An inquisitive mind – and sturdy shoes – are all you’ll need to take a guided tour of Trail’s rock walls this week.
Rated “easy,” the walk will start at 6 p.m. Wednesday from the Gyro Park gazebo.
“We will view the stone work at Gyro along the sidewalk,” began Eileen Truant, a guide from the Rock Wall Project. “We’ll go down the stairs to the beach, walk along and look at the bleachers and talk about how all that came to be at Gyro Park.
“Then we’ll move over to the parking lot across the road and look at the massive stones and talk about how they came to be and the stone masons that were involved. We will look at the bronze plaques as well.”
From there, she’ll guide the tour toward stone work nearer the Columbia River and then swing back up to rock walls and stairs along Fourth Avenue.
“It’s not going to be strenuous,” she said, mentioning the tour will be about one hour. “Smoke or not, I am going to show up and whoever is there, we’ll just go ahead.”
This is the first of two walking tours Eileen, as a member of the former Rock Wall Project Entusiastico Society (Society), has planned in collaboration with the Kootenay Columbia Educational Heritage Society.
The second tour, rated “moderate,” is slated to leave from the Riverfront Centre on Thursday, Sept. 13 at 6 p.m.
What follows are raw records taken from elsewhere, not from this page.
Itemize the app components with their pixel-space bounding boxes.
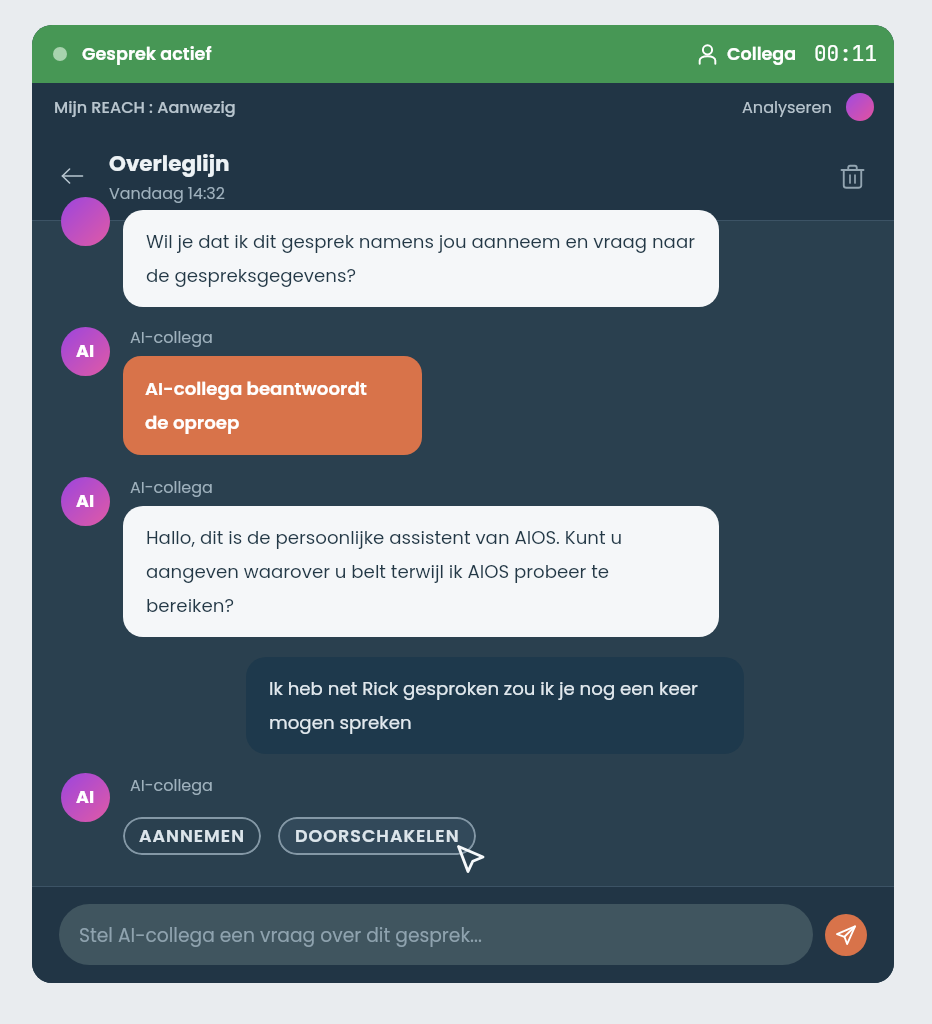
staticText: AANNEMEN — [139, 824, 245, 849]
staticText: DOORSCHAKELEN — [295, 824, 460, 849]
staticText: AI — [76, 339, 95, 364]
staticText: AI — [76, 785, 95, 810]
button[interactable]: Send — [825, 914, 867, 956]
button[interactable]: Stel AI-collega een vraag over dit gespr… — [59, 904, 813, 965]
staticText: Mijn REACH : Aanwezig — [54, 96, 236, 119]
staticText: Gesprek actief — [82, 42, 212, 67]
staticText: Analyseren — [742, 96, 832, 119]
button[interactable]: Back — [49, 153, 95, 199]
staticText: Collega — [727, 42, 797, 67]
staticText: Stel AI-collega een vraag over dit gespr… — [79, 922, 482, 948]
other: Account — [696, 43, 719, 66]
staticText: AI-collega — [130, 774, 213, 796]
staticText: Ik heb net Rick gesproken zou ik je nog … — [269, 676, 698, 735]
button[interactable]: Delete conversation — [830, 154, 874, 198]
staticText: Hallo, dit is de persoonlijke assistent … — [146, 525, 623, 618]
staticText: AI-collega — [130, 476, 213, 498]
staticText: 00:11 — [814, 40, 877, 68]
staticText: Wil je dat ik dit gesprek namens jou aan… — [146, 229, 695, 288]
staticText: AI — [76, 489, 95, 514]
button[interactable]: AANNEMEN — [123, 817, 261, 855]
button[interactable]: Analyseren avatar — [846, 93, 874, 121]
staticText: Vandaag 14:32 — [109, 182, 225, 204]
staticText: AI-collega beantwoordt de oproep — [145, 376, 367, 435]
button[interactable]: DOORSCHAKELEN — [278, 817, 476, 855]
staticText: Overleglijn — [109, 148, 230, 178]
staticText: AI-collega — [130, 326, 213, 348]
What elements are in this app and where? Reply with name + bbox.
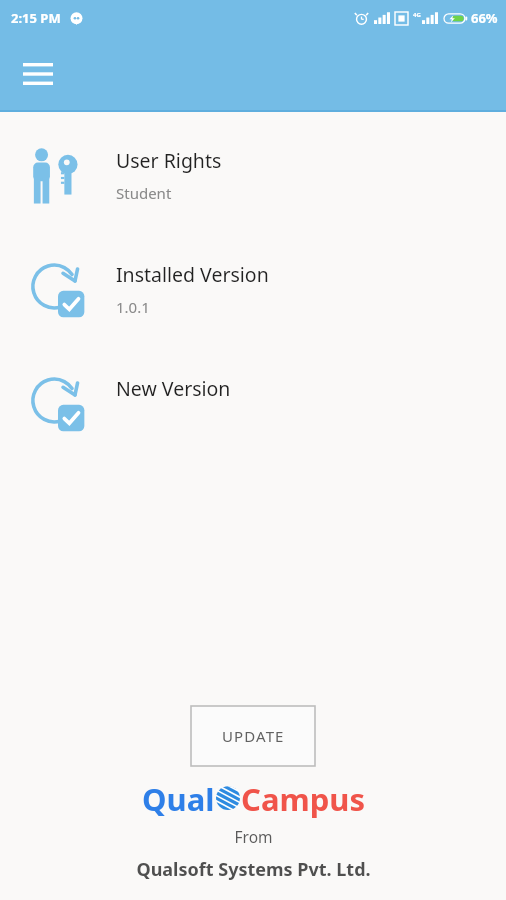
staticText: Qual: [142, 778, 215, 820]
staticText: 1.0.1: [116, 297, 150, 317]
button[interactable]: Open navigation menu: [14, 50, 62, 98]
staticText: Installed Version: [116, 261, 269, 288]
staticText: 2:15 PM: [11, 9, 61, 27]
staticText: 4G: [413, 11, 421, 19]
staticText: User Rights: [116, 147, 222, 174]
staticText: Student: [116, 183, 172, 203]
button[interactable]: UPDATE: [191, 706, 315, 766]
staticText: UPDATE: [222, 726, 285, 746]
staticText: Campus: [241, 778, 365, 820]
staticText: From: [234, 826, 273, 847]
button[interactable]: User Rights: [0, 118, 506, 232]
staticText: 66%: [471, 9, 498, 27]
button[interactable]: New Version: [0, 346, 506, 460]
staticText: Qualsoft Systems Pvt. Ltd.: [136, 857, 371, 882]
button[interactable]: Installed Version: [0, 232, 506, 346]
staticText: New Version: [116, 375, 231, 402]
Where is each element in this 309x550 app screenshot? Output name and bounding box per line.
The historic rock walls were built by the city’s rock masons to support European-style streets and neighbourhoods throughout Trail. Given fun names like the Rigatoni Ramble or the Haggis Hike, the Society has put together a number of self-guided walking tours to give locals and visitors a “taste of life in Little Italy.”
The hiking map was a side project following the Society’s main objective, which was the publication of a full-colour book called “Set in Stone – A History of Trail’s Rock Walls.”
“They hold up our roads, our yards, our gardens, and our town,” says Bert Green from the Trail Historical Society. “Visually, they form a soulful part of Trail’s unique character and Italian heritage.”
The rock walls are a testament left to us by skilled, hard working rock masons, Green added.
“The rock walls are a legacy to be proud of. They differentiate the Silver City from other communities in the Columbia Basin, and possibly the rest of B.C.”